Le titre vient de
Baudelaire, le roman est placé sous l'égide de Kafka, ses chapitres se font précéder d'exergues de
Sophocle ou de
Rilke (quand ce n'est pas le poète hongrois
Attila József ou l'écrivain autrichien
Jean Améry, Par-delà le crime et le châtiment), on a de l'Éluard et du Yeats dans le corps du texte, un prophète au moins est nommé (Ezéchiel), et la Bible est aussi invoquée par les Psaumes et l'Ecclésiaste (le Qohélet). Mais c'est une sorte de « Livre de Daniel » que le livre de Daniella. Ou encore, je provoque, imaginez un film (vous le visionnerez forcément en lisant, le texte, aussi éblouissant et étincelant – coruscant – qu'il soit, ne nous aveugle pas, il fait voir), un film dont les deux héroïnes, Emma et Blanche, usurperaient l'identité l'une de l'autre, useraient de perruques, voleraient des souvenirs, graviteraient autour d'un même homme, le magnifique Mehdi, et séduiraient de multiples (et abusés) anonymes. Car seul compterait ce miroir. Elles deux – ou elles une. Ce serait, tourné par
David Lynch, un Mullholland Drive encore plus énigmatique et qui confinerait au mystique, une blonde (tantôt brune), une Blanche qui se refuse à ce que l'Histoire écrive sur sa peau. Et pourtant. C'est un Mullholland Drive Est-Ouest (Budapest-Paris) où les boulevards
Lénine viennent tout juste de se renommer les boulevards de tel ou tel roi ou reine sinon chemins de la Liberté. Et pourtant. La faute aux pères, pour certains absents, d'autres vous inculquant des idéaux qui ne sont pas de ce monde, et eux aussi interchangeables.
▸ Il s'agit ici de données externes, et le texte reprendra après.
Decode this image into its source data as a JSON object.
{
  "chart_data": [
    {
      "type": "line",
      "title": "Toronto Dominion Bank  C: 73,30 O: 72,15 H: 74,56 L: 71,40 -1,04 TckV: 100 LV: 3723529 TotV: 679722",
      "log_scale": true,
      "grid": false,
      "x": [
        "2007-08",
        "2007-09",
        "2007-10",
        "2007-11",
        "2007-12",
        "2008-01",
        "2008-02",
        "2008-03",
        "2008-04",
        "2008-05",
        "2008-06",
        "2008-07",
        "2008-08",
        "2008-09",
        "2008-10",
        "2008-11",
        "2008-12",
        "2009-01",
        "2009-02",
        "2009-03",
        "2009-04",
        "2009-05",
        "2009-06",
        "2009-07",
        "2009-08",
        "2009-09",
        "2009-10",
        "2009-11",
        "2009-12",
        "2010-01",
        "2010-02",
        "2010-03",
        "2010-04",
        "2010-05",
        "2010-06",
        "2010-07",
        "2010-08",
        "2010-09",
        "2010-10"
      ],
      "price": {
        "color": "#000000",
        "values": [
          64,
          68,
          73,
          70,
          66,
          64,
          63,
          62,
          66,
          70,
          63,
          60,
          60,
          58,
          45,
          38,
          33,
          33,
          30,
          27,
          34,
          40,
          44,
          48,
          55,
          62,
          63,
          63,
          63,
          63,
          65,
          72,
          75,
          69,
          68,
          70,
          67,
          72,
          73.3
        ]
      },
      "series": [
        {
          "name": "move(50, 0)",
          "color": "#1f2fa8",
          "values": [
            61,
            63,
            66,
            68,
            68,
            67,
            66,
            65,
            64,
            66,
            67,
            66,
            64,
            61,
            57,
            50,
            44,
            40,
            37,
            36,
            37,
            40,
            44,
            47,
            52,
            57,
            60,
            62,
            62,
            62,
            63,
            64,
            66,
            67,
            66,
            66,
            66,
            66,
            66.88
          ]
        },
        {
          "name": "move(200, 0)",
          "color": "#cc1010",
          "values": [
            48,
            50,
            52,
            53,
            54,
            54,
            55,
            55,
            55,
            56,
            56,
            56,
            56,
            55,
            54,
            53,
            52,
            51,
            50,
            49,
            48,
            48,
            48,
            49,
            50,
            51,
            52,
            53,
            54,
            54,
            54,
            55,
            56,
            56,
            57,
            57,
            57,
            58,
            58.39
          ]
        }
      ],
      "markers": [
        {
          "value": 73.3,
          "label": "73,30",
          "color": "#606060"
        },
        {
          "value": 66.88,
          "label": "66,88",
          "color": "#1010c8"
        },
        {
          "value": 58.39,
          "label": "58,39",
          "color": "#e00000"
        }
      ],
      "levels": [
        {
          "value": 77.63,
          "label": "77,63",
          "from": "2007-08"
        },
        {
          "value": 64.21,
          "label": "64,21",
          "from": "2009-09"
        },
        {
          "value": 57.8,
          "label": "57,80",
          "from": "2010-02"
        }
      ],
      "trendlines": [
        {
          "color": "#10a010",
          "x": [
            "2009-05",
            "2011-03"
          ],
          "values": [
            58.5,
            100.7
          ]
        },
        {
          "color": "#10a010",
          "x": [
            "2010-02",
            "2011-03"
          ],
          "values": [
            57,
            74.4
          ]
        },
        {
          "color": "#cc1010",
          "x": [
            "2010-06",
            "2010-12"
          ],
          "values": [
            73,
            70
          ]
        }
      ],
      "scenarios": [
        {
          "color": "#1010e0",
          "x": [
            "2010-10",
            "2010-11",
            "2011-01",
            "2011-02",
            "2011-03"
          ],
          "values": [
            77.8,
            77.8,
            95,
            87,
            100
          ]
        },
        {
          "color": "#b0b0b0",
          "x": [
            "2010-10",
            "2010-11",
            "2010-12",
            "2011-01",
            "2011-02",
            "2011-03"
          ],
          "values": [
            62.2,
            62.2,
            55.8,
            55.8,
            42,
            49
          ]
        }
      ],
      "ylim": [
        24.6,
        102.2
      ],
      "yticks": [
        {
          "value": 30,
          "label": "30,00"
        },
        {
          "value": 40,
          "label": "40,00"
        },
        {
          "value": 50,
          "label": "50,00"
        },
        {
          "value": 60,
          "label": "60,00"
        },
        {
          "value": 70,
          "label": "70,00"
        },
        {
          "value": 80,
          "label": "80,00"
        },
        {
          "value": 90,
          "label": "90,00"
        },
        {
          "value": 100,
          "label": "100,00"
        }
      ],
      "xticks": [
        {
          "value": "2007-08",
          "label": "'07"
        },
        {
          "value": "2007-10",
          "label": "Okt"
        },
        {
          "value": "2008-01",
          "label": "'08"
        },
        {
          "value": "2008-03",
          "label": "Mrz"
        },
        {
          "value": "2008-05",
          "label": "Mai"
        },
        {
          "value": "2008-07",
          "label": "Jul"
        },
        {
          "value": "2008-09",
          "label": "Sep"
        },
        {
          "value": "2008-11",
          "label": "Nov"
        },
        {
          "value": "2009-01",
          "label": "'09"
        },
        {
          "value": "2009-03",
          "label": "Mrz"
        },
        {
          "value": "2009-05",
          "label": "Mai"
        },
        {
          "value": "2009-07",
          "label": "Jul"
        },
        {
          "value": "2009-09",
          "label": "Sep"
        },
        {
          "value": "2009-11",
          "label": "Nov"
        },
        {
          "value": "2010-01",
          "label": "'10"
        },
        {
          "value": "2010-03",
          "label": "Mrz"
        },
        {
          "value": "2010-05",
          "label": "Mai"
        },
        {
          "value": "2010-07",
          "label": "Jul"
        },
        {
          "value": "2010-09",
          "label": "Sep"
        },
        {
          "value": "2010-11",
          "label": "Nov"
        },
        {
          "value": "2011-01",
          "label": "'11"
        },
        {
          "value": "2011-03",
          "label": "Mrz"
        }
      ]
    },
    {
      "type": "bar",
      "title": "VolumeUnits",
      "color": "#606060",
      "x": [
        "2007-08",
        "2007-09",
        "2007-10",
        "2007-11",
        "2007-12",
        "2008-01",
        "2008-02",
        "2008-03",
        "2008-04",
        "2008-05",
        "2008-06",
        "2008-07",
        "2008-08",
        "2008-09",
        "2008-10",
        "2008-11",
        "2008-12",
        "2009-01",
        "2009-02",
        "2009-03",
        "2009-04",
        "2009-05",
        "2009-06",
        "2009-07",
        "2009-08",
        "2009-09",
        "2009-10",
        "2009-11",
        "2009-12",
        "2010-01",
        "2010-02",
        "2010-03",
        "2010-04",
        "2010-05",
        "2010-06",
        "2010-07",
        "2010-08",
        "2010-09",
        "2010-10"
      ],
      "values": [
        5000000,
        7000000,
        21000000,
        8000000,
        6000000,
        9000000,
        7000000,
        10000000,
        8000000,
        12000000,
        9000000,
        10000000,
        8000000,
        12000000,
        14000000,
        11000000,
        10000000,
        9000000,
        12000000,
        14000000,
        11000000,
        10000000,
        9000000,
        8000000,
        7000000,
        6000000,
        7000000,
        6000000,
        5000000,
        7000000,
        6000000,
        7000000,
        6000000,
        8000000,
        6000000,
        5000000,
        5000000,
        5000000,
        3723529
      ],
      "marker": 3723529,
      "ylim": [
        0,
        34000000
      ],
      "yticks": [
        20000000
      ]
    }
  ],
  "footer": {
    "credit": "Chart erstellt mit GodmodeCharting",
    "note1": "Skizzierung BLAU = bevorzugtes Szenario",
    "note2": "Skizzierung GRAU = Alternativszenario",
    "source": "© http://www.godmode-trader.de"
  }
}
Des objets-fétiches, bribes d'héritage, des clés, des sacs, des lettres abondent et circulent entre les personnages comme une circulation sanguine commune. La solution viendrait des mères, en tout cas des femmes, mais quand ? Ces quelques touches pour vous dire, suivez
Daniella Pinkstein dès ce premier roman flamboyant, mais ne la croyez pas. Enfin, si, car la sincérité ici se donne jusqu'à la nudité des vérités les plus douloureusement absolues, mais ne croyez pas le début de paragraphe dans le chapitre 1 (il y en aura, épilogue compris, 11) : « C'est une histoire quelconque, dans un lieu commun. Une histoire ordinaire. » le démenti sur 174 pages dont l'originalité frôle parfois le délire ou l'extravagance. Un érotisme apocalyptique. le hasard en scénariste fou. Une acuité intellectuelle et politique (vous fleurirez là le tombeau de l'Europe). Et un style. Mais quel style ! Des images, des phrases d'une
poésie pure. Allez, je referme le livre et rouvre pour en recopier humblement quelques citations. Pour un cliché, c'est un cliché, je le risque à mes périls : on aimerait tout citer. Mais qu'est-ce à dire ? On aimerait recommencer la lecture,
Que cherchent-ils au Ciel, tous ces aveugles ?, voilà, vous avez là un texte puissant qui gagne encore à la relecture.